Em 1986/8, as pressões sociais durante processo constituinte resultaram na concessão de diversos benefícios, alguns mascarados como aposentadorias, quando na realidade nada têm a ver com esse conceito. Sem contribuição prévia, não é aposentadoria. Os valores que a Constituinte determina que a sociedade tem que pagar aos "aposentados rurais" é o reconhecimento que eles precisam de um amparo para sobreviverem e a busca de correção de uma falha grave, que foi a não implantação da CLT nas relações trabalhistas rurais (impedidas politicamente, é claro, pelos ruralistas).
De forma simples, isso significa que a sociedade brasileira, como um todo, está arcando com os custos que os fazendeiros deveriam ter pago - desde a década de 1930 - e sempre se recusaram politicamente a sequer admitir sua existência!

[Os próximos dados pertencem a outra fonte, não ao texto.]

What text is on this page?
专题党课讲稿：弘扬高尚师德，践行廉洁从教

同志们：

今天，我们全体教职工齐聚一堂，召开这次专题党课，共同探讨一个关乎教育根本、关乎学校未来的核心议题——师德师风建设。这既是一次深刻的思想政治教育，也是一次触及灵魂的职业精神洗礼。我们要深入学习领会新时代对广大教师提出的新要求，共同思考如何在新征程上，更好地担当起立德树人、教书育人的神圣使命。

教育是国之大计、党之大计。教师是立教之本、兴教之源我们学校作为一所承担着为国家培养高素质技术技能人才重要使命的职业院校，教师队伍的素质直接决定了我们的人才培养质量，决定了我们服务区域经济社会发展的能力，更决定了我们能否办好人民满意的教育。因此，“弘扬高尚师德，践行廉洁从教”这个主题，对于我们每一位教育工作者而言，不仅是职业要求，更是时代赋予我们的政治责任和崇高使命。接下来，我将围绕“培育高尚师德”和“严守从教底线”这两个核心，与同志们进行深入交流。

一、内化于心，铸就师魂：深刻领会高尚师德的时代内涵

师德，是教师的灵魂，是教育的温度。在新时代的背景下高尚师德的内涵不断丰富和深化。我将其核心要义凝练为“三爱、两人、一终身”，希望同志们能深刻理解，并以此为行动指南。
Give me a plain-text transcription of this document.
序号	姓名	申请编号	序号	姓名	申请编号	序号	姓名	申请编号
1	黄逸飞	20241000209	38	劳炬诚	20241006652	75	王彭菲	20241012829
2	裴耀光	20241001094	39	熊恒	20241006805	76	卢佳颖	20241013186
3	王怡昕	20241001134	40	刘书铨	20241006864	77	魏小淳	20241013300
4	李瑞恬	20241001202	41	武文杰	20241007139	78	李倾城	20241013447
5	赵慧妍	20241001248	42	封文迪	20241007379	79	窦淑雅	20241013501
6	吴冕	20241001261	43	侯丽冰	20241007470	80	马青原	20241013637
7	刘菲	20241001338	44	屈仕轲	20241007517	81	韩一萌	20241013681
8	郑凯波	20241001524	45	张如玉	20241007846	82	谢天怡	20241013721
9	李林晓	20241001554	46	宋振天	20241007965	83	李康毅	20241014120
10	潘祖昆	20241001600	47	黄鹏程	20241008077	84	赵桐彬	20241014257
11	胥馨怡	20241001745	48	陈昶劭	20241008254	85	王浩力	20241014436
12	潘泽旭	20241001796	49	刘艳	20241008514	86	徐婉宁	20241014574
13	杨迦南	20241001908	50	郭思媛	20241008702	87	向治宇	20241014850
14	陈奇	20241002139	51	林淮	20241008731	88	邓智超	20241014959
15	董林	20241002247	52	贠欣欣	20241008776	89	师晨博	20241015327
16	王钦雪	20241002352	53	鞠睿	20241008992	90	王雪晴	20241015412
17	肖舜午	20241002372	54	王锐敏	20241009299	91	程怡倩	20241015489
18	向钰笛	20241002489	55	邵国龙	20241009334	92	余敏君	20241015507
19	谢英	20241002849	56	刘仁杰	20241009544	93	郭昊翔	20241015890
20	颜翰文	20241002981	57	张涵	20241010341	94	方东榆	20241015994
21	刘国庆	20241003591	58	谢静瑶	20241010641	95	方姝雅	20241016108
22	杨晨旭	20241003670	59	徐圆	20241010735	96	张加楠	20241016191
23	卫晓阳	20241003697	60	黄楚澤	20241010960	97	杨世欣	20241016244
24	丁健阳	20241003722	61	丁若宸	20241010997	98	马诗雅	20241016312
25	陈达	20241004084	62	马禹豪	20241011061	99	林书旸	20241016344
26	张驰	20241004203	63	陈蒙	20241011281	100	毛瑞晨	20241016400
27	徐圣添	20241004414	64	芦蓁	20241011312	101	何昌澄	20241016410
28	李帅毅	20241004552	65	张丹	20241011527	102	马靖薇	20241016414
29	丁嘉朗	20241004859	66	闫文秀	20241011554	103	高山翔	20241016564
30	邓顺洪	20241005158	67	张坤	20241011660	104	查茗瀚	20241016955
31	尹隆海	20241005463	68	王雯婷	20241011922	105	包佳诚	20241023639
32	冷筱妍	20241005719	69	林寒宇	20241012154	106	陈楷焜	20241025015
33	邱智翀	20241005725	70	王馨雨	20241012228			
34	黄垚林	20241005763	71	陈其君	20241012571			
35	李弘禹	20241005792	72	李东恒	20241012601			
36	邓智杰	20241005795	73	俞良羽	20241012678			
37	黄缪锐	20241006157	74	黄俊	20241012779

Isso está ficando muito longo.
O que posso sugerir, JV, é que procure se informar melhor para argumentar com bases mais sólidas, não apenas com revolta.
Um abraço,
Maurício

domingo, 18 de março de 2007 19:43:00 BRT  
Anonymous JV disse...

Bela teoria, mas a verdade é que a fórmula quebrou o caixa da previdencia de todos países que a adotaram. Eu? Estou fora, da minha aposentadoria cuido eu. Boa sorte, mas temo que você vai acabar revoltado.

domingo, 18 de março de 2007 21:31:00 BRT  
Anonymous Maurício Galinkin disse...

Esse "post", com menos de uma semana já ficou velho e abandonado...
Só para não deixar passar em branco:
JV,
em momento algum falei de teoria, onde você achou isso? não precisa responder, pois não há resposta mesmo...
Faço votos que sua aposentadoria seja muito boa e segura. Afinal, você não vai poder culpar ninguém se ela não der certo e acabar dependendo do INSS no final da vida. Pois isso será, certamente, muito triste.